About Tomasz Nurkiewicz

Java EE developer, Scala enthusiast. Enjoying data analysis and visualization. Strongly believes in the power of testing and automation.

WatchService combined with Akka actors

WatchService is a handy class that can notify you about any file system changes (create/update/delete of file) in a given set of directories. It is described nicely in the official documentation so I won’t write another introduction tutorial. Instead we will try to combine it with Akka to provide fully asynchronous, non-blocking file system changes notification mechanism. And we will scale it both to multiple directories and multiple… servers! Just for starters here is a simple, self-descriptive example:
 
 
 
 
 

val watchService = FileSystems.getDefault.newWatchService()
Paths.get("/foo/bar").register(watchService, ENTRY_CREATE, ENTRY_DELETE)
 
while(true) {
    val key = watchService.take()
    key.pollEvents() foreach { event =>
        event.kind() match {
            case ENTRY_CREATE =>    //...
            case ENTRY_DELETE =>    //...
            case x =>
                logger.warn(s"Unknown event $x")
        }
    }
    key.reset()
}

I know java.nio stands for “New I/O” and not for “Non-blocking I/O” but one might expect such a class to work asynchronously. Instead we have to sacrifice one thread, use awkward while(true) loop and block on watchService.take(). Maybe that’s how the underlying operating systems works (luckily WatchService uses native OS API when available)?

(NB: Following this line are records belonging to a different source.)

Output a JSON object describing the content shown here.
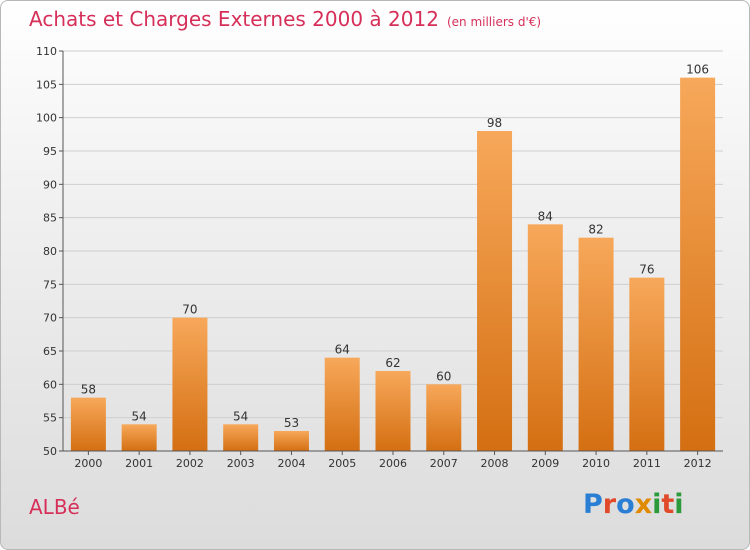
{
  "title": "Achats et Charges Externes 2000 à 2012",
  "unit": "(en milliers d'€)",
  "location": "ALBé",
  "logo": {
    "letters": [
      {
        "ch": "P",
        "color": "#2a7fd4"
      },
      {
        "ch": "r",
        "color": "#e04a2a"
      },
      {
        "ch": "o",
        "color": "#2a7fd4"
      },
      {
        "ch": "x",
        "color": "#e08a00"
      },
      {
        "ch": "i",
        "color": "#2a9a3a"
      },
      {
        "ch": "t",
        "color": "#e04a2a"
      },
      {
        "ch": "i",
        "color": "#2a9a3a"
      }
    ]
  },
  "colors": {
    "bar_top": "#f7a85a",
    "bar_bottom": "#d46f12",
    "grid": "#cfcfcf",
    "axis": "#555555",
    "accent": "#d6305a"
  },
  "chart_data": {
    "type": "bar",
    "title": "Achats et Charges Externes 2000 à 2012",
    "categories": [
      "2000",
      "2001",
      "2002",
      "2003",
      "2004",
      "2005",
      "2006",
      "2007",
      "2008",
      "2009",
      "2010",
      "2011",
      "2012"
    ],
    "values": [
      58,
      54,
      70,
      54,
      53,
      64,
      62,
      60,
      98,
      84,
      82,
      76,
      106
    ],
    "ylim": [
      50,
      110
    ],
    "yticks": [
      50,
      55,
      60,
      65,
      70,
      75,
      80,
      85,
      90,
      95,
      100,
      105,
      110
    ],
    "grid": true,
    "xlabel": "",
    "ylabel": ""
  }
}
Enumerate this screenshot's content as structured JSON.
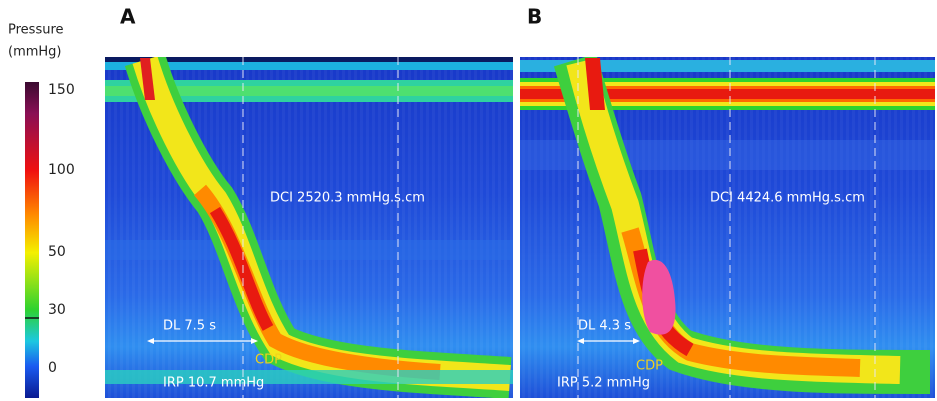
{
  "colorbar": {
    "title": [
      "Pressure",
      "(mmHg)"
    ],
    "ticks": [
      150,
      100,
      50,
      30,
      0
    ]
  },
  "panels": [
    {
      "label": "A",
      "dci": "DCI 2520.3 mmHg.s.cm",
      "dl": "DL 7.5 s",
      "cdp": "CDP",
      "irp": "IRP 10.7 mmHg"
    },
    {
      "label": "B",
      "dci": "DCI 4424.6 mmHg.s.cm",
      "dl": "DL 4.3 s",
      "cdp": "CDP",
      "irp": "IRP 5.2 mmHg"
    }
  ]
}
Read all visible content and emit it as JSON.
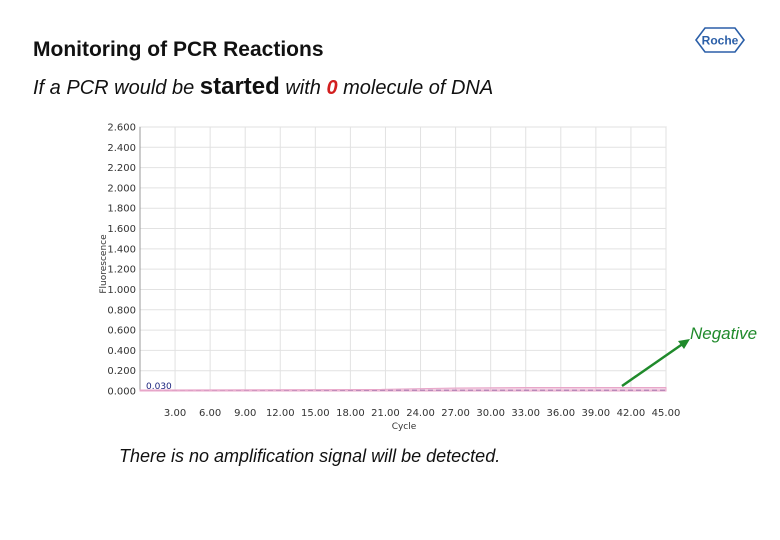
{
  "slide": {
    "title": "Monitoring of PCR Reactions",
    "subtitle": {
      "part1": "If a PCR would be ",
      "emph": "started",
      "part2": " with ",
      "zero": "0",
      "part3": " molecule of DNA"
    },
    "caption": "There is no amplification signal will be detected.",
    "logo_text": "Roche",
    "annotation": "Negative",
    "colors": {
      "annotation": "#1f8a2b",
      "zero": "#d21f1f",
      "negative_line": "#1a237e",
      "baseline_band": "#e8a6c9"
    }
  },
  "chart_data": {
    "type": "line",
    "xlabel": "Cycle",
    "ylabel": "Fluorescence",
    "xlim": [
      0,
      45
    ],
    "ylim": [
      0,
      2.6
    ],
    "x_ticks": [
      "3.00",
      "6.00",
      "9.00",
      "12.00",
      "15.00",
      "18.00",
      "21.00",
      "24.00",
      "27.00",
      "30.00",
      "33.00",
      "36.00",
      "39.00",
      "42.00",
      "45.00"
    ],
    "y_ticks": [
      "0.000",
      "0.200",
      "0.400",
      "0.600",
      "0.800",
      "1.000",
      "1.200",
      "1.400",
      "1.600",
      "1.800",
      "2.000",
      "2.200",
      "2.400",
      "2.600"
    ],
    "grid": true,
    "threshold_label": "0.030",
    "series": [
      {
        "name": "",
        "color": "#1a237e",
        "style": "dashed",
        "x": [
          0,
          45
        ],
        "y": [
          0.005,
          0.005
        ]
      },
      {
        "name": "",
        "color": "#e8a6c9",
        "style": "band",
        "x": [
          0,
          20,
          27,
          33,
          39,
          45
        ],
        "y": [
          0.01,
          0.015,
          0.03,
          0.035,
          0.035,
          0.035
        ]
      }
    ],
    "annotation": {
      "text": "Negative",
      "x": 40,
      "y": 0.01
    }
  }
}
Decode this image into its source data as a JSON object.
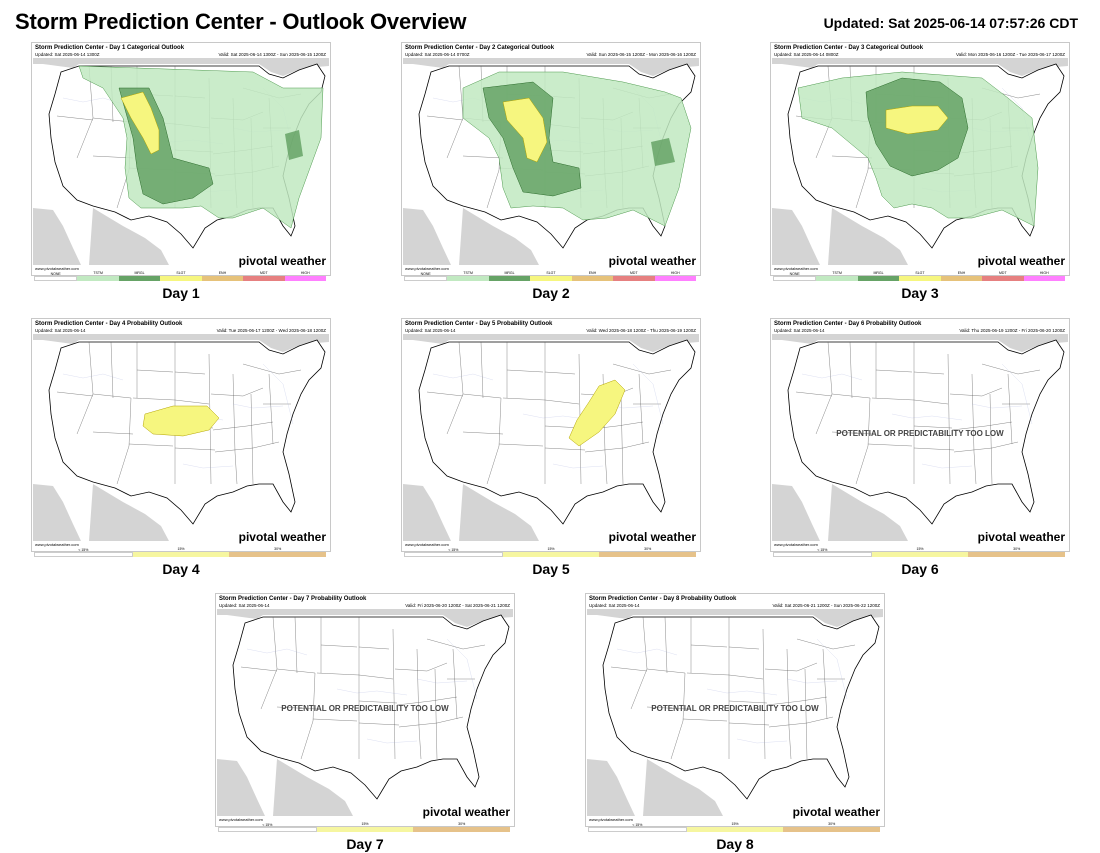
{
  "header": {
    "title": "Storm Prediction Center - Outlook Overview",
    "updated": "Updated: Sat 2025-06-14 07:57:26 CDT"
  },
  "colors": {
    "tstm": "#c1e9c1",
    "mrgl": "#66a366",
    "slgt": "#f6f67f",
    "enh": "#e6c27a",
    "mdt": "#e68080",
    "high": "#ff80ff",
    "prob15": "#f6f6a0",
    "prob30": "#e6c28a"
  },
  "panels": [
    {
      "title": "Storm Prediction Center - Day 1 Categorical Outlook",
      "updated": "Updated: Sat 2025-06-14 1300Z",
      "valid": "Valid: Sat 2025-06-14 1300Z - Sun 2025-06-15 1200Z",
      "site": "www.pivotalweather.com",
      "brand": "pivotal weather",
      "label": "Day 1",
      "legend": [
        "NONE",
        "TSTM",
        "MRGL",
        "SLGT",
        "ENH",
        "MDT",
        "HIGH"
      ]
    },
    {
      "title": "Storm Prediction Center - Day 2 Categorical Outlook",
      "updated": "Updated: Sat 2025-06-14 0700Z",
      "valid": "Valid: Sun 2025-06-15 1200Z - Mon 2025-06-16 1200Z",
      "site": "www.pivotalweather.com",
      "brand": "pivotal weather",
      "label": "Day 2",
      "legend": [
        "NONE",
        "TSTM",
        "MRGL",
        "SLGT",
        "ENH",
        "MDT",
        "HIGH"
      ]
    },
    {
      "title": "Storm Prediction Center - Day 3 Categorical Outlook",
      "updated": "Updated: Sat 2025-06-14 0800Z",
      "valid": "Valid: Mon 2025-06-16 1200Z - Tue 2025-06-17 1200Z",
      "site": "www.pivotalweather.com",
      "brand": "pivotal weather",
      "label": "Day 3",
      "legend": [
        "NONE",
        "TSTM",
        "MRGL",
        "SLGT",
        "ENH",
        "MDT",
        "HIGH"
      ]
    },
    {
      "title": "Storm Prediction Center - Day 4 Probability Outlook",
      "updated": "Updated: Sat 2025-06-14",
      "valid": "Valid: Tue 2025-06-17 1200Z - Wed 2025-06-18 1200Z",
      "site": "www.pivotalweather.com",
      "brand": "pivotal weather",
      "label": "Day 4",
      "legend": [
        "< 15%",
        "15%",
        "30%"
      ]
    },
    {
      "title": "Storm Prediction Center - Day 5 Probability Outlook",
      "updated": "Updated: Sat 2025-06-14",
      "valid": "Valid: Wed 2025-06-18 1200Z - Thu 2025-06-19 1200Z",
      "site": "www.pivotalweather.com",
      "brand": "pivotal weather",
      "label": "Day 5",
      "legend": [
        "< 15%",
        "15%",
        "30%"
      ]
    },
    {
      "title": "Storm Prediction Center - Day 6 Probability Outlook",
      "updated": "Updated: Sat 2025-06-14",
      "valid": "Valid: Thu 2025-06-19 1200Z - Fri 2025-06-20 1200Z",
      "site": "www.pivotalweather.com",
      "brand": "pivotal weather",
      "label": "Day 6",
      "notice": "POTENTIAL OR PREDICTABILITY TOO LOW",
      "legend": [
        "< 15%",
        "15%",
        "30%"
      ]
    },
    {
      "title": "Storm Prediction Center - Day 7 Probability Outlook",
      "updated": "Updated: Sat 2025-06-14",
      "valid": "Valid: Fri 2025-06-20 1200Z - Sat 2025-06-21 1200Z",
      "site": "www.pivotalweather.com",
      "brand": "pivotal weather",
      "label": "Day 7",
      "notice": "POTENTIAL OR PREDICTABILITY TOO LOW",
      "legend": [
        "< 15%",
        "15%",
        "30%"
      ]
    },
    {
      "title": "Storm Prediction Center - Day 8 Probability Outlook",
      "updated": "Updated: Sat 2025-06-14",
      "valid": "Valid: Sat 2025-06-21 1200Z - Sun 2025-06-22 1200Z",
      "site": "www.pivotalweather.com",
      "brand": "pivotal weather",
      "label": "Day 8",
      "notice": "POTENTIAL OR PREDICTABILITY TOO LOW",
      "legend": [
        "< 15%",
        "15%",
        "30%"
      ]
    }
  ]
}
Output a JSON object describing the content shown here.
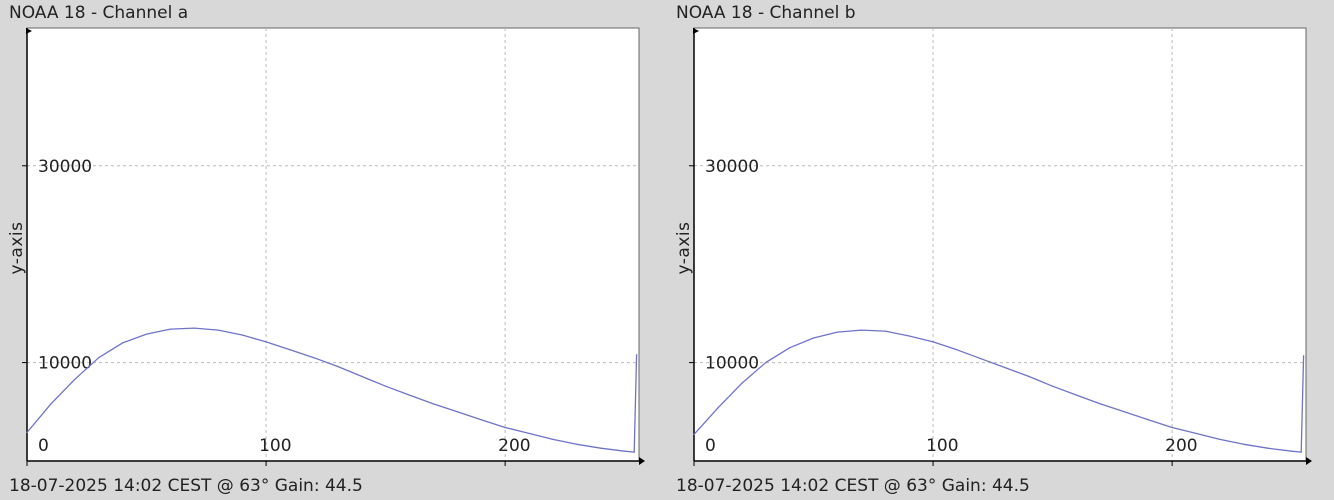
{
  "colors": {
    "background": "#d8d8d8",
    "plot_background": "#ffffff",
    "grid": "#bbbbbb",
    "series": "#6f73c9",
    "axis": "#000000"
  },
  "chart_data": [
    {
      "type": "line",
      "title": "NOAA 18 - Channel a",
      "footer": "18-07-2025 14:02 CEST @ 63° Gain: 44.5",
      "ylabel": "y-axis",
      "xlim": [
        0,
        256
      ],
      "ylim": [
        0,
        44000
      ],
      "grid": true,
      "x_ticks": [
        0,
        100,
        200
      ],
      "y_ticks": [
        10000,
        30000
      ],
      "series": [
        {
          "x": [
            0,
            10,
            20,
            30,
            40,
            50,
            60,
            70,
            80,
            90,
            100,
            110,
            120,
            130,
            140,
            150,
            160,
            170,
            180,
            190,
            200,
            210,
            220,
            230,
            240,
            250,
            254,
            255
          ],
          "y": [
            2900,
            5800,
            8300,
            10500,
            12000,
            12900,
            13400,
            13500,
            13300,
            12800,
            12100,
            11300,
            10500,
            9600,
            8600,
            7600,
            6700,
            5800,
            5000,
            4200,
            3400,
            2800,
            2200,
            1700,
            1300,
            1000,
            900,
            10800
          ]
        }
      ]
    },
    {
      "type": "line",
      "title": "NOAA 18 - Channel b",
      "footer": "18-07-2025 14:02 CEST @ 63° Gain: 44.5",
      "ylabel": "y-axis",
      "xlim": [
        0,
        256
      ],
      "ylim": [
        0,
        44000
      ],
      "grid": true,
      "x_ticks": [
        0,
        100,
        200
      ],
      "y_ticks": [
        10000,
        30000
      ],
      "series": [
        {
          "x": [
            0,
            10,
            20,
            30,
            40,
            50,
            60,
            70,
            80,
            90,
            100,
            110,
            120,
            130,
            140,
            150,
            160,
            170,
            180,
            190,
            200,
            210,
            220,
            230,
            240,
            250,
            254,
            255
          ],
          "y": [
            2700,
            5400,
            7900,
            10000,
            11500,
            12500,
            13100,
            13300,
            13200,
            12700,
            12100,
            11300,
            10400,
            9500,
            8600,
            7600,
            6700,
            5800,
            5000,
            4200,
            3400,
            2800,
            2200,
            1700,
            1300,
            1000,
            900,
            10700
          ]
        }
      ]
    }
  ]
}
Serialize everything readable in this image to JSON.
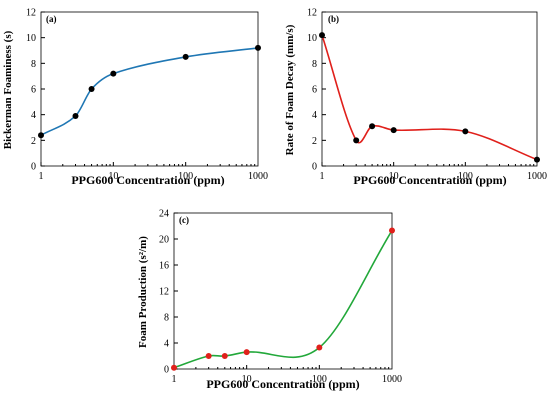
{
  "chart_data": [
    {
      "type": "scatter",
      "panel_label": "(a)",
      "xlabel": "PPG600 Concentration (ppm)",
      "ylabel": "Bickerman Foaminess (s)",
      "xscale": "log",
      "xlim": [
        1,
        1000
      ],
      "ylim": [
        0,
        12
      ],
      "xticks": [
        "1",
        "10",
        "100",
        "1000"
      ],
      "yticks": [
        "0",
        "2",
        "4",
        "6",
        "8",
        "10",
        "12"
      ],
      "grid": false,
      "line_color": "#1f77b4",
      "marker_color": "#000000",
      "x": [
        1,
        3,
        5,
        10,
        100,
        1000
      ],
      "y": [
        2.4,
        3.9,
        6.0,
        7.2,
        8.5,
        9.2
      ]
    },
    {
      "type": "scatter",
      "panel_label": "(b)",
      "xlabel": "PPG600 Concentration (ppm)",
      "ylabel": "Rate of Foam Decay (mm/s)",
      "xscale": "log",
      "xlim": [
        1,
        1000
      ],
      "ylim": [
        0,
        12
      ],
      "xticks": [
        "1",
        "10",
        "100",
        "1000"
      ],
      "yticks": [
        "0",
        "2",
        "4",
        "6",
        "8",
        "10",
        "12"
      ],
      "grid": false,
      "line_color": "#e0201b",
      "marker_color": "#000000",
      "x": [
        1,
        3,
        5,
        10,
        100,
        1000
      ],
      "y": [
        10.2,
        2.0,
        3.1,
        2.8,
        2.7,
        0.5
      ]
    },
    {
      "type": "scatter",
      "panel_label": "(c)",
      "xlabel": "PPG600 Concentration (ppm)",
      "ylabel": "Foam Production (s²/m)",
      "xscale": "log",
      "xlim": [
        1,
        1000
      ],
      "ylim": [
        0,
        24
      ],
      "xticks": [
        "1",
        "10",
        "100",
        "1000"
      ],
      "yticks": [
        "0",
        "4",
        "8",
        "12",
        "16",
        "20",
        "24"
      ],
      "grid": false,
      "line_color": "#22a83a",
      "marker_color": "#e0201b",
      "x": [
        1,
        3,
        5,
        10,
        100,
        1000
      ],
      "y": [
        0.2,
        2.0,
        2.0,
        2.6,
        3.3,
        21.3
      ]
    }
  ]
}
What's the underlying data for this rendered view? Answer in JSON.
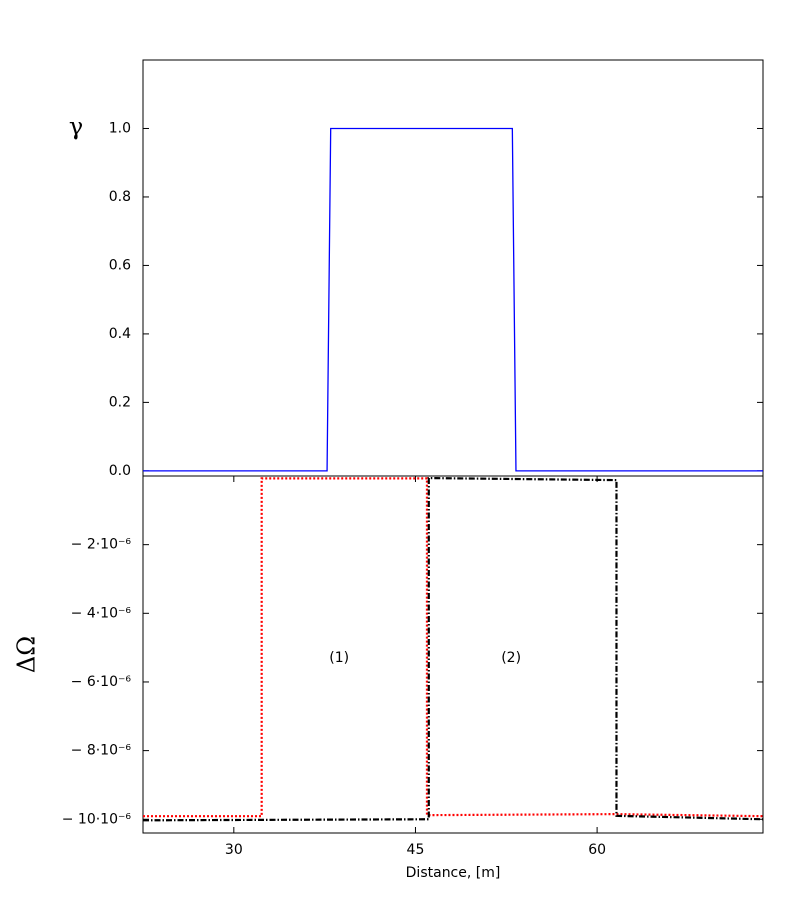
{
  "chart_data": [
    {
      "type": "line",
      "ylabel": "γ",
      "xlim": [
        22.5,
        73.7
      ],
      "ylim": [
        -0.015,
        1.2
      ],
      "yticks": [
        {
          "value": 0,
          "label": "0.0"
        },
        0.2,
        0.4,
        0.6,
        0.8,
        {
          "value": 1,
          "label": "1.0"
        }
      ],
      "series": [
        {
          "color": "#0000ff",
          "dash": "solid",
          "x": [
            22.5,
            37.7,
            38.0,
            53.0,
            53.3,
            73.7
          ],
          "values": [
            0,
            0,
            1,
            1,
            0,
            0
          ]
        }
      ]
    },
    {
      "type": "line",
      "xlabel": "Distance, [m]",
      "ylabel": "ΔΩ",
      "xlim": [
        22.5,
        73.7
      ],
      "ylim": [
        -1.04e-05,
        0
      ],
      "xticks": [
        30,
        45,
        60
      ],
      "yticks": [
        {
          "value": -1e-05,
          "label": "− 10·10⁻⁶"
        },
        {
          "value": -8e-06,
          "label": "− 8·10⁻⁶"
        },
        {
          "value": -6e-06,
          "label": "− 6·10⁻⁶"
        },
        {
          "value": -4e-06,
          "label": "− 4·10⁻⁶"
        },
        {
          "value": -2e-06,
          "label": "− 2·10⁻⁶"
        }
      ],
      "series": [
        {
          "color": "#ff0000",
          "dash": "dotted",
          "x": [
            22.5,
            32.3,
            32.3,
            45.95,
            45.95,
            61.5,
            73.7
          ],
          "values": [
            -9.91e-06,
            -9.91e-06,
            -7e-08,
            -7e-08,
            -9.88e-06,
            -9.85e-06,
            -9.91e-06
          ]
        },
        {
          "color": "#000000",
          "dash": "dashdot",
          "x": [
            22.5,
            46.1,
            46.1,
            61.6,
            61.6,
            73.7
          ],
          "values": [
            -1.003e-05,
            -1e-05,
            -6e-08,
            -1.2e-07,
            -9.9e-06,
            -1e-05
          ]
        }
      ],
      "annotations": [
        {
          "text": "(1)",
          "x": 38.7,
          "y": -5.3e-06
        },
        {
          "text": "(2)",
          "x": 52.9,
          "y": -5.3e-06
        }
      ]
    }
  ]
}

Doesn’t matter, we have to live with that. Fortunately one WatchService can monitor arbitrary number of paths, thus we need only one thread per whole application, not per directory. So, let’s wrap it up in a Runnable:

class WatchServiceTask2(notifyActor: ActorRef) extends Runnable with Logging {
    private val watchService = FileSystems.getDefault.newWatchService()
 
    def run() {
        try {
            while (!Thread.currentThread().isInterrupted) {
                val key = watchService.take()
                //coming soon...
                key.reset()
            }
        } catch {
            case e: InterruptedException =>
                logger.info("Interrupting, bye!")
        } finally {
            watchService.close()
        }
    }
}

This is the skeletal implementation of any Runnable that waits/blocks I want you to follow. Check Thread.isInterrupted() and escape main loop when InterruptedException occurs. This way you can later safely shut down your thread by calling Thread.interrupt() without any delay. Two things to notice: we require notifyActor reference in a constructor (will be needed later, I hope you know why) and we don’t monitor any directories, yet. Luckily we can add monitored directories at any time (but we can never remove them afterwards, API limitation?!) There is one issue, however: WatchService only monitors given directory, but not subdirectories (it is not recursive). Fortunately another new kid on the JDK block, Files.walkFileTree(), releases us from tedious recursive algorithm:

def watchRecursively(root: Path) {
    watch(root)
    Files.walkFileTree(root, new SimpleFileVisitor[Path] {
        override def preVisitDirectory(dir: Path, attrs: BasicFileAttributes) = {
            watch(dir)
            FileVisitResult.CONTINUE
        }
    })
}
 
private def watch(path: Path) =
    path.register(watchService, ENTRY_CREATE, ENTRY_DELETE)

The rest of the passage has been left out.